Around five years ago, while finalising his PhD at the University of Barcelona, Germán Ros started work on an autonomous-vehicle simulator called Synthia but after Intel expressed interest in seeing the work being applied more widely converted the software to run on UnrealEngine so that it could be distributed as open source.
Today, CARLA has close to 2000 users across academia and industry and is the basis for an annual driving challenge. Participants upload their autonomous driving agents as Docker images so they can be run on any cloud server. The agents run through scenarios based on pre-crash information compiled by the US NHTSA to try get to a programmed destination without incident.
Last year’s challenge saw competitors run through more than 6000km of driving across ten Amazon Web Services nodes, each armed with eight nVidia K80 GPUs. The number of infractions, including several collisions with pedestrians and twenty with other vehicles, underlines the importance of doing this work in a virtual space. Ros sees the open-source nature of CARLA being important because it supports customisation.
Yao Zhai, automotive product manager at Unity, says programming interfaces to the company’s gaming engine are vital for the engineering users. They make it possible to integrate real-time from simulated sensors and ECUs. “The Unity engine is designed in a very open and flexible way so that it is able to accommodate many of these non-gaming requirements through plugins and extensions, without changing the engine. However, the Unity engine is also evolving constantly to adopt requirements if we believe the change may benefit our broader user base across industries.”

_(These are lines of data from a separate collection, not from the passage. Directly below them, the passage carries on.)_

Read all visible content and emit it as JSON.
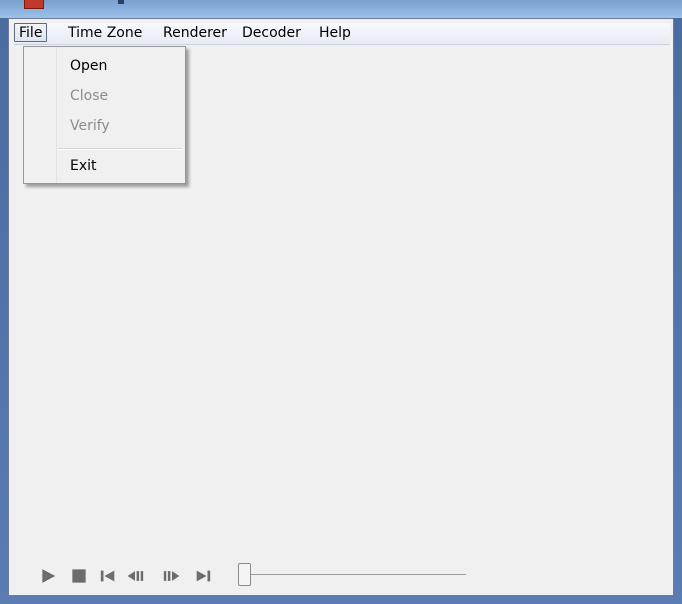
{
  "menubar": {
    "items": [
      {
        "label": "File"
      },
      {
        "label": "Time Zone"
      },
      {
        "label": "Renderer"
      },
      {
        "label": "Decoder"
      },
      {
        "label": "Help"
      }
    ]
  },
  "file_menu": {
    "items": [
      {
        "label": "Open",
        "enabled": true
      },
      {
        "label": "Close",
        "enabled": false
      },
      {
        "label": "Verify",
        "enabled": false
      },
      {
        "label": "Exit",
        "enabled": true
      }
    ]
  },
  "transport": {
    "buttons": [
      "play-icon",
      "stop-icon",
      "skip-to-start-icon",
      "step-back-icon",
      "step-forward-icon",
      "skip-to-end-icon"
    ],
    "icon_color": "#6d6d6d",
    "seek_position": 0
  },
  "colors": {
    "window_frame": "#5b7bb3",
    "client_background": "#f0f0f0",
    "disabled_text": "#8c8c8c"
  }
}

Above: The development of autonomous vehicles require situations to be modelled via simulation
Vehicle simulation
Although engineers such as Ferenc Pintér, product lead for the AIsim tool at AImotive, have worked with game engines, the autonomous-driving specialist decided to build its own simulator to support its vehicle development and to offer to other teams.

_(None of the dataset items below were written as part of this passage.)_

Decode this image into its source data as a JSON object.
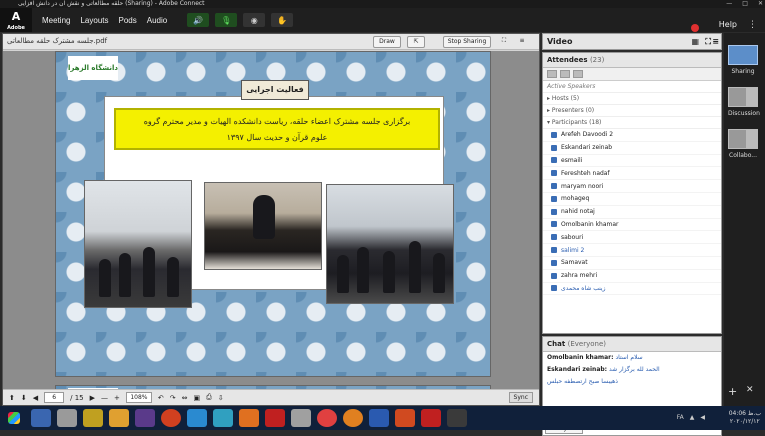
{
  "window": {
    "title": "حلقه مطالعاتی و نقش آن در دانش افزایی (Sharing) - Adobe Connect"
  },
  "logo": {
    "text": "A",
    "sub": "Adobe"
  },
  "menu": [
    "Meeting",
    "Layouts",
    "Pods",
    "Audio"
  ],
  "menu_right": {
    "help": "Help"
  },
  "share_pod": {
    "file_name": "جلسه مشترک حلقه مطالعاتی.pdf",
    "draw_label": "Draw",
    "stop_label": "Stop Sharing",
    "page_logo": "دانشگاه الزهرا",
    "page2_logo": "ا",
    "banner_tab": "فعالیت اجرایی",
    "headline_line1": "برگزاری جلسه مشترک اعضاء حلقه، ریاست دانشکده الهیات و مدیر محترم گروه",
    "headline_line2": "علوم قرآن و حدیث سال ۱۳۹۷",
    "page_current": "6",
    "page_total": "/ 15",
    "zoom": "108%",
    "sync_label": "Sync"
  },
  "video_pod": {
    "title": "Video"
  },
  "attendees": {
    "title": "Attendees",
    "count": "(23)",
    "active_speakers": "Active Speakers",
    "hosts": "Hosts (5)",
    "presenters": "Presenters (0)",
    "participants_label": "Participants (18)",
    "participants": [
      "Arefeh Davoodi 2",
      "Eskandari zeinab",
      "esmaili",
      "Fereshteh nadaf",
      "maryam noori",
      "mohageq",
      "nahid notaj",
      "Omolbanin khamar",
      "sabouri",
      "salimi 2",
      "Samavat",
      "zahra mehri",
      "زینب شاه محمدی"
    ]
  },
  "chat": {
    "title": "Chat",
    "scope": "(Everyone)",
    "messages": [
      {
        "from": "Omolbanin khamar:",
        "text": "سلام استاد"
      },
      {
        "from": "Eskandari zeinab:",
        "text": "الحمد لله برگزار شد"
      },
      {
        "from": "",
        "text": "ذهیبسا صبح ارتصطفه حبلس"
      }
    ],
    "tab": "Everyone"
  },
  "layouts": [
    {
      "label": "Sharing"
    },
    {
      "label": "Discussion"
    },
    {
      "label": "Collabo..."
    }
  ],
  "taskbar": {
    "lang": "FA",
    "time": "04:06 ب.ظ",
    "date": "۲۰۲۰/۱۲/۱۲"
  },
  "colors": {
    "accent": "#5c8ec9",
    "record": "#e03030",
    "headline_bg": "#f4f000"
  }
}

“We know how these game engines work internally but their primary purpose is to generate visuals for the human eye, with effects such as lens flare. In self-driving cars we are giving control to the machine,” he says.

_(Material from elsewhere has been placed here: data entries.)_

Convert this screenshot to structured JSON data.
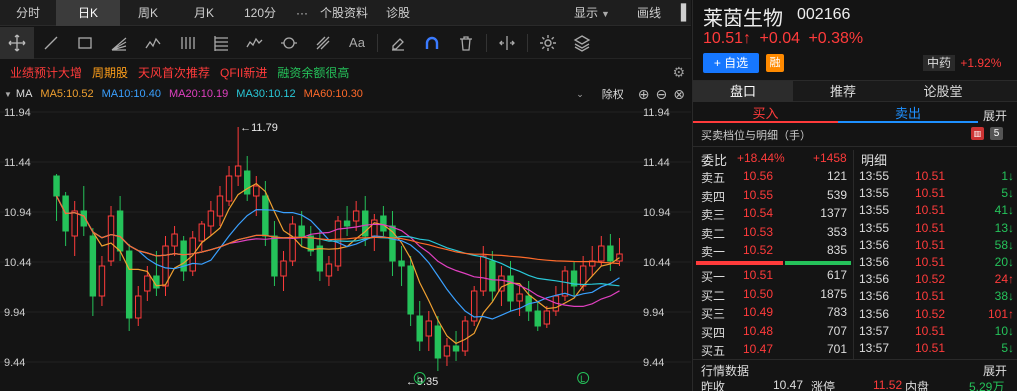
{
  "periods": [
    {
      "label": "分时",
      "active": false
    },
    {
      "label": "日K",
      "active": true
    },
    {
      "label": "周K",
      "active": false
    },
    {
      "label": "月K",
      "active": false
    },
    {
      "label": "120分",
      "active": false
    },
    {
      "label": "···",
      "active": false
    },
    {
      "label": "个股资料",
      "active": false
    },
    {
      "label": "诊股",
      "active": false
    }
  ],
  "display_label": "显示",
  "draw_label": "画线",
  "tags": [
    "业绩预计大增",
    "周期股",
    "天风首次推荐",
    "QFII新进",
    "融资余额很高"
  ],
  "ma": {
    "label": "MA",
    "items": [
      {
        "label": "MA5:10.52",
        "color": "#f0a030"
      },
      {
        "label": "MA10:10.40",
        "color": "#3aa0ff"
      },
      {
        "label": "MA20:10.19",
        "color": "#e040c0"
      },
      {
        "label": "MA30:10.12",
        "color": "#29c8d8"
      },
      {
        "label": "MA60:10.30",
        "color": "#ff6a2a"
      }
    ],
    "adjust_label": "除权"
  },
  "chart_data": {
    "type": "candlestick",
    "y_ticks": [
      "11.94",
      "11.44",
      "10.94",
      "10.44",
      "9.94",
      "9.44"
    ],
    "ylim": [
      9.44,
      11.94
    ],
    "high_marker": "←11.79",
    "low_marker": "←9.35",
    "markers": [
      "L",
      "L"
    ],
    "candles": [
      [
        11.3,
        11.32,
        10.85,
        11.1
      ],
      [
        11.1,
        11.14,
        10.6,
        10.75
      ],
      [
        10.7,
        11.05,
        10.5,
        10.95
      ],
      [
        10.95,
        11.2,
        10.7,
        10.8
      ],
      [
        10.7,
        10.78,
        9.9,
        10.1
      ],
      [
        10.1,
        10.5,
        10.0,
        10.4
      ],
      [
        10.45,
        11.0,
        10.4,
        10.9
      ],
      [
        10.95,
        11.1,
        10.45,
        10.55
      ],
      [
        10.55,
        10.62,
        9.75,
        9.88
      ],
      [
        9.88,
        10.2,
        9.8,
        10.1
      ],
      [
        10.15,
        10.4,
        10.05,
        10.3
      ],
      [
        10.3,
        10.55,
        10.1,
        10.18
      ],
      [
        10.2,
        10.7,
        10.1,
        10.6
      ],
      [
        10.6,
        10.8,
        10.5,
        10.72
      ],
      [
        10.65,
        10.7,
        10.25,
        10.35
      ],
      [
        10.35,
        10.75,
        10.3,
        10.68
      ],
      [
        10.65,
        10.85,
        10.55,
        10.82
      ],
      [
        10.8,
        11.05,
        10.7,
        10.95
      ],
      [
        10.9,
        11.2,
        10.8,
        11.1
      ],
      [
        11.05,
        11.4,
        11.0,
        11.3
      ],
      [
        11.3,
        11.79,
        11.2,
        11.4
      ],
      [
        11.35,
        11.5,
        11.05,
        11.12
      ],
      [
        11.1,
        11.3,
        10.9,
        11.2
      ],
      [
        11.1,
        11.25,
        10.6,
        10.7
      ],
      [
        10.7,
        10.85,
        10.2,
        10.3
      ],
      [
        10.3,
        10.55,
        10.15,
        10.45
      ],
      [
        10.45,
        10.9,
        10.4,
        10.82
      ],
      [
        10.8,
        10.95,
        10.6,
        10.7
      ],
      [
        10.7,
        10.8,
        10.5,
        10.55
      ],
      [
        10.6,
        10.75,
        10.25,
        10.35
      ],
      [
        10.3,
        10.5,
        10.2,
        10.42
      ],
      [
        10.4,
        10.9,
        10.35,
        10.85
      ],
      [
        10.85,
        11.0,
        10.7,
        10.8
      ],
      [
        10.85,
        11.05,
        10.75,
        10.95
      ],
      [
        10.95,
        11.1,
        10.6,
        10.7
      ],
      [
        10.7,
        10.92,
        10.55,
        10.86
      ],
      [
        10.9,
        11.0,
        10.7,
        10.75
      ],
      [
        10.8,
        10.95,
        10.3,
        10.45
      ],
      [
        10.45,
        10.6,
        10.2,
        10.4
      ],
      [
        10.4,
        10.5,
        9.8,
        9.92
      ],
      [
        9.9,
        10.05,
        9.55,
        9.65
      ],
      [
        9.7,
        9.95,
        9.55,
        9.85
      ],
      [
        9.8,
        9.9,
        9.35,
        9.48
      ],
      [
        9.5,
        9.68,
        9.4,
        9.6
      ],
      [
        9.6,
        9.75,
        9.45,
        9.55
      ],
      [
        9.55,
        9.9,
        9.5,
        9.85
      ],
      [
        9.85,
        10.2,
        9.8,
        10.15
      ],
      [
        10.15,
        10.6,
        10.1,
        10.5
      ],
      [
        10.45,
        10.55,
        10.05,
        10.15
      ],
      [
        10.15,
        10.4,
        10.0,
        10.3
      ],
      [
        10.3,
        10.45,
        9.95,
        10.05
      ],
      [
        10.05,
        10.2,
        9.9,
        10.12
      ],
      [
        10.1,
        10.25,
        9.85,
        9.95
      ],
      [
        9.95,
        10.05,
        9.75,
        9.8
      ],
      [
        9.82,
        10.0,
        9.78,
        9.95
      ],
      [
        9.95,
        10.2,
        9.9,
        10.1
      ],
      [
        10.1,
        10.4,
        10.05,
        10.35
      ],
      [
        10.35,
        10.45,
        10.1,
        10.2
      ],
      [
        10.2,
        10.5,
        10.15,
        10.4
      ],
      [
        10.4,
        10.6,
        10.3,
        10.45
      ],
      [
        10.45,
        10.7,
        10.4,
        10.6
      ],
      [
        10.6,
        10.72,
        10.35,
        10.45
      ],
      [
        10.45,
        10.68,
        10.4,
        10.52
      ]
    ]
  },
  "stock": {
    "name": "莱茵生物",
    "code": "002166",
    "price": "10.51↑",
    "change": "+0.04",
    "change_pct": "+0.38%",
    "add_watch": "+ 自选",
    "margin_badge": "融",
    "sector": "中药",
    "sector_pct": "+1.92%"
  },
  "tabs": [
    "盘口",
    "推荐",
    "论股堂"
  ],
  "buy_label": "买入",
  "sell_label": "卖出",
  "expand_label": "展开",
  "book_title": "买卖档位与明细（手）",
  "book_count": "5",
  "ratio": {
    "label": "委比",
    "pct": "+18.44%",
    "diff": "+1458"
  },
  "detail_label": "明细",
  "asks": [
    {
      "label": "卖五",
      "price": "10.56",
      "vol": "121"
    },
    {
      "label": "卖四",
      "price": "10.55",
      "vol": "539"
    },
    {
      "label": "卖三",
      "price": "10.54",
      "vol": "1377"
    },
    {
      "label": "卖二",
      "price": "10.53",
      "vol": "353"
    },
    {
      "label": "卖一",
      "price": "10.52",
      "vol": "835"
    }
  ],
  "bids": [
    {
      "label": "买一",
      "price": "10.51",
      "vol": "617"
    },
    {
      "label": "买二",
      "price": "10.50",
      "vol": "1875"
    },
    {
      "label": "买三",
      "price": "10.49",
      "vol": "783"
    },
    {
      "label": "买四",
      "price": "10.48",
      "vol": "707"
    },
    {
      "label": "买五",
      "price": "10.47",
      "vol": "701"
    }
  ],
  "ticks": [
    {
      "time": "13:55",
      "price": "10.51",
      "vol": "1↓",
      "dir": "down"
    },
    {
      "time": "13:55",
      "price": "10.51",
      "vol": "5↓",
      "dir": "down"
    },
    {
      "time": "13:55",
      "price": "10.51",
      "vol": "41↓",
      "dir": "down"
    },
    {
      "time": "13:55",
      "price": "10.51",
      "vol": "13↓",
      "dir": "down"
    },
    {
      "time": "13:56",
      "price": "10.51",
      "vol": "58↓",
      "dir": "down"
    },
    {
      "time": "13:56",
      "price": "10.51",
      "vol": "20↓",
      "dir": "down"
    },
    {
      "time": "13:56",
      "price": "10.52",
      "vol": "24↑",
      "dir": "up"
    },
    {
      "time": "13:56",
      "price": "10.51",
      "vol": "38↓",
      "dir": "down"
    },
    {
      "time": "13:56",
      "price": "10.52",
      "vol": "101↑",
      "dir": "up"
    },
    {
      "time": "13:57",
      "price": "10.51",
      "vol": "10↓",
      "dir": "down"
    },
    {
      "time": "13:57",
      "price": "10.51",
      "vol": "5↓",
      "dir": "down"
    }
  ],
  "market_title": "行情数据",
  "market_expand": "展开",
  "market_row": [
    {
      "label": "昨收",
      "value": "10.47"
    },
    {
      "label": "涨停",
      "value": "11.52"
    },
    {
      "label": "内盘",
      "value": "5.29万"
    }
  ],
  "colors": {
    "up": "#ff3b3b",
    "down": "#25c25a",
    "accent": "#1677ff",
    "badge": "#ff8a00"
  }
}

With machine-vision systems, the images presented to the computer look radically different to the typical 3D scenes game engines create. The image sensors use fish-eye lens to capture as much of the surroundings as possible. They also have far less dynamic range than the human eye, which can make a dramatic difference in whiteout conditions or during nighttime.
“You need to be able to control the parameters that make the simulation look close to what the real sensors would perceive. We also want to support situations where you don’t need the full visuals and work much faster on laptops if they don’t need the complete stack,” says Pintér, who notes that a visual simulation may use on the order of ten GPUs to render everything for a full sensor suite.
The ability to break down the simulation in simpler modules supports what AImotive sees as a vital aspect of simulation for autonomous driving and ADAS: the ability to ship software updates safely. A simulation environment makes it possible to support continuous-integration workflows without having to go through extensive hardware-based testing for each point release.
“You want to make sure it works before it gets to the vehicle. As developers send in their code, the simulation can see if they have broken anything using incremental software validation,” Pintér explains. “We want to make it something you can test again and again, and quickly identify whether the error comes from simulation or the ADAS or self-driving code.”
The PAVE360 environment created by Siemens provides another route to simulating ADAS in lifelike conditions and is using it to help prototype not just software but hardware controllers. Following its acquisition of Mentor Graphics in 2017, the German engineering giant has integrated the emulation hardware used to test out chip designs at higher speeds than are possible with pure software simulation before they make it to the fab. Joe Sawicki, executive vice president of IC EDA at Mentor, says: “We are big believers in building digital twins with emulators to simulate large electronics systems.”
Under pressure to deliver safer systems without hurting development lifecycles, vehicle design teams seem likely to continue to exploit both simulation and hardware acceleration.